6: The Border Closes At 4. Allow A Lot Of Time.
It is possible to get from Kefa, Indonesia, to Dili, East Timor, in a day (the roads are surprisingly good). But the border formally closes at 4pm Indonesian time, 5pm Timor Leste time. In practice you need to be there at 3.30pm Indonesian time to have a chance of crossing the border.
If you have your own wheels, you need to process your “sticker” with the police at Mota’in. They’ll take your STNK as security, take a few of your forms and give you some more in return. You need to show this to the next lot of police, the ones at the actual border, a hundred metres down the road, who will write down a bunch of stuff.
You then need to clear immigration, who will need to see your Timor Leste visa authorisation, and show your vehicle paperwork again at customs. You’ll need to repeat the same trinity on the East Timor side of the border, with more paperwork.
Timorese customs will probably search your bags for the hell of it and, if you’re travelling with a vehicle, will take some of your paperwork and give you a new piece.
Should you spend many minutes watching policemen fill out forms in triplicate and biro, and have to return to Atambua to spend the night, as we did, there are several accommodation choices. Avoid the one that has a Timorese wedding, unless you want to be up all night listening to the Indo equivalent of “Come On Eileen!” and marvelling at the slutty bridesmaid dresses.
7: Overstayed Your Visa? Don’t Sweat It. Much.
Good news! For the moment, at least, if you’ve got a few days overstay on a visa at this particular border, the Indonesian government won’t get medieval on your ass. It costs 200,000 rupiah per day overstayed, and, I figure, from our experience, they’re used to folk who hit visa hassles.
Your East Timor visa? It’s a disappointingly matter-of-fact stamp in your passport.
8: In A Hurry to Get to Dili? Leave Early.
There’s not much by way of accommodation apart from palm huts on the East Timor side of the border for an hour or two, depending how fast you drive.
The coast road to Dili is not in bad nick, considering a) the decades of war and b) that this is the poorest country in South-East Asia. Still, ignore all the people in West Timor who tell you it takes two hours from the Indonesian border to Dili. The Timorese say three and a half. When we drove, they were still building part of it.
9: Coming Back? Get A New Visa.
You’ll need a visa to cross overland from Timor Leste to Indonesia, which you can get from the embassy in downtown Dili.
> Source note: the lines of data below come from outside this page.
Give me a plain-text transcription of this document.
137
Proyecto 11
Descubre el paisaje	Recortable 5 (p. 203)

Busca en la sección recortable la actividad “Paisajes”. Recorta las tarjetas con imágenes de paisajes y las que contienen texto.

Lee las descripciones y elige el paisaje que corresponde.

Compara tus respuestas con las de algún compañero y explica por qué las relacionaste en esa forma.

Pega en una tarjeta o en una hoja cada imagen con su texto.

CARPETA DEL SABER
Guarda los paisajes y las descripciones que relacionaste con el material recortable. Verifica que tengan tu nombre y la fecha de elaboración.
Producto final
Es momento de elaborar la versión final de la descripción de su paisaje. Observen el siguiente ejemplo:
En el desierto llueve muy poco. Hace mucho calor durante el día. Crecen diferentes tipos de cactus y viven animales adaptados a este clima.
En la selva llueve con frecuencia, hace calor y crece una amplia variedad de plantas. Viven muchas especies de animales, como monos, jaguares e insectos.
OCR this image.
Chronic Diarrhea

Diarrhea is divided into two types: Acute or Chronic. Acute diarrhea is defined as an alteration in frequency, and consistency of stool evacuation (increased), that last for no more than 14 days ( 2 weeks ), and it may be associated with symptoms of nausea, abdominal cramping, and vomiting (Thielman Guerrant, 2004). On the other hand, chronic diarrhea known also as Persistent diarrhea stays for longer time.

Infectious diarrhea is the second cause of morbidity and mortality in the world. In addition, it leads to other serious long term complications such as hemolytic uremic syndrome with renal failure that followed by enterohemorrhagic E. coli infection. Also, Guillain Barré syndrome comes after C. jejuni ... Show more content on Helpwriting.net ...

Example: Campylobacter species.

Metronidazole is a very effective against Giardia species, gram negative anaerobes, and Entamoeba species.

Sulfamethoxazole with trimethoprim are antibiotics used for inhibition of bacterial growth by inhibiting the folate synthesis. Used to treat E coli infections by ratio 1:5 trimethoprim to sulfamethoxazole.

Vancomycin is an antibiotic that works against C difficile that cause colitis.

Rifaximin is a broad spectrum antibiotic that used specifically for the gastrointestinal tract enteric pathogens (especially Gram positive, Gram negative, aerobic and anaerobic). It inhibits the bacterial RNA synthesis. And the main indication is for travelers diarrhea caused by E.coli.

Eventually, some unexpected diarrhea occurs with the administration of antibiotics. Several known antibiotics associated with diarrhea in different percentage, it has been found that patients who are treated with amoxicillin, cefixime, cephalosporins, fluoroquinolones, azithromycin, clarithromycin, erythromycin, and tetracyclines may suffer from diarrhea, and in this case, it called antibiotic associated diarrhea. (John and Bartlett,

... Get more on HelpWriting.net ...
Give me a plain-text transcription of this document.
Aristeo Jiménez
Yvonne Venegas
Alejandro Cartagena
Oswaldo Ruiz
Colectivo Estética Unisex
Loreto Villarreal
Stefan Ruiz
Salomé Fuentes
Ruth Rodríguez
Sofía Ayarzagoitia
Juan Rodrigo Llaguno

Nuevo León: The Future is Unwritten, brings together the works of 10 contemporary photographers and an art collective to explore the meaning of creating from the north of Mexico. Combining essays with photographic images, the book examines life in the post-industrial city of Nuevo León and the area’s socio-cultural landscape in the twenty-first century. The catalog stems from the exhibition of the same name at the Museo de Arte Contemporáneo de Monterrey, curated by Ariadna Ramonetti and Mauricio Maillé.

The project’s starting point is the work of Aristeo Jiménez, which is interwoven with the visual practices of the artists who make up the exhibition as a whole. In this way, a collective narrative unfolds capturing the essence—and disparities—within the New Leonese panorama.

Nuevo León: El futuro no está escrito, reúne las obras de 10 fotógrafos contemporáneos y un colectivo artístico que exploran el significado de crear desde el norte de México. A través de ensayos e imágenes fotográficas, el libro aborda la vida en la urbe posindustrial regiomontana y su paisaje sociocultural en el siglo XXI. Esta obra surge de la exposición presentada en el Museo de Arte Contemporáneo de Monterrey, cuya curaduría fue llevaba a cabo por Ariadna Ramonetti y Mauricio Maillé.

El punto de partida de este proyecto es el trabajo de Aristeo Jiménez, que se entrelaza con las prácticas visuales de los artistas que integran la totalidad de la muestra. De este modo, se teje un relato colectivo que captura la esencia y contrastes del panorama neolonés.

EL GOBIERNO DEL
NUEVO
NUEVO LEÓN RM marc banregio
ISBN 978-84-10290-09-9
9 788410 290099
I’ll let you know how that goes, but I’m cautiously optimistic.
Forewarned is forearmed. It took us four visits to get our 60-day Indonesian visa from the embassy in Dili, Timor Leste, but you can do it in two. Here’s how. (The process is the same for a 30-day Indonesia visa.)
The Indonesian embassy in East Timor, one block back, and one block before, the Chinese Embassy, is open for visa applications from 9-12am. To have your visa application seen, however, you need to get there at 8am and receive your number.
What do you need? Refreshingly, neither proof of funds nor a return ticket nor a sponsor. Just a photocopy of your passport, a passport photo on the classic Indonesian red background, a *black* biro (not fibre tip), US$45 and the willingness to handwrite an application letter (they have templates). You can get the photos done in many places in Dili — we went for Pas Foto, near the ANZ cashpoint a block back from Hotel Dili.
Turnaround time is three working days, and you pick up in the afternoons. If you have an overstay on your old Indonesian visa, the attache will personally decide whether you are allowed a 60 day Indonesian visa, or only a 30 day — we got a 60-day Indonesia visa in Timor Leste, no problem, despite a couple of days overstay.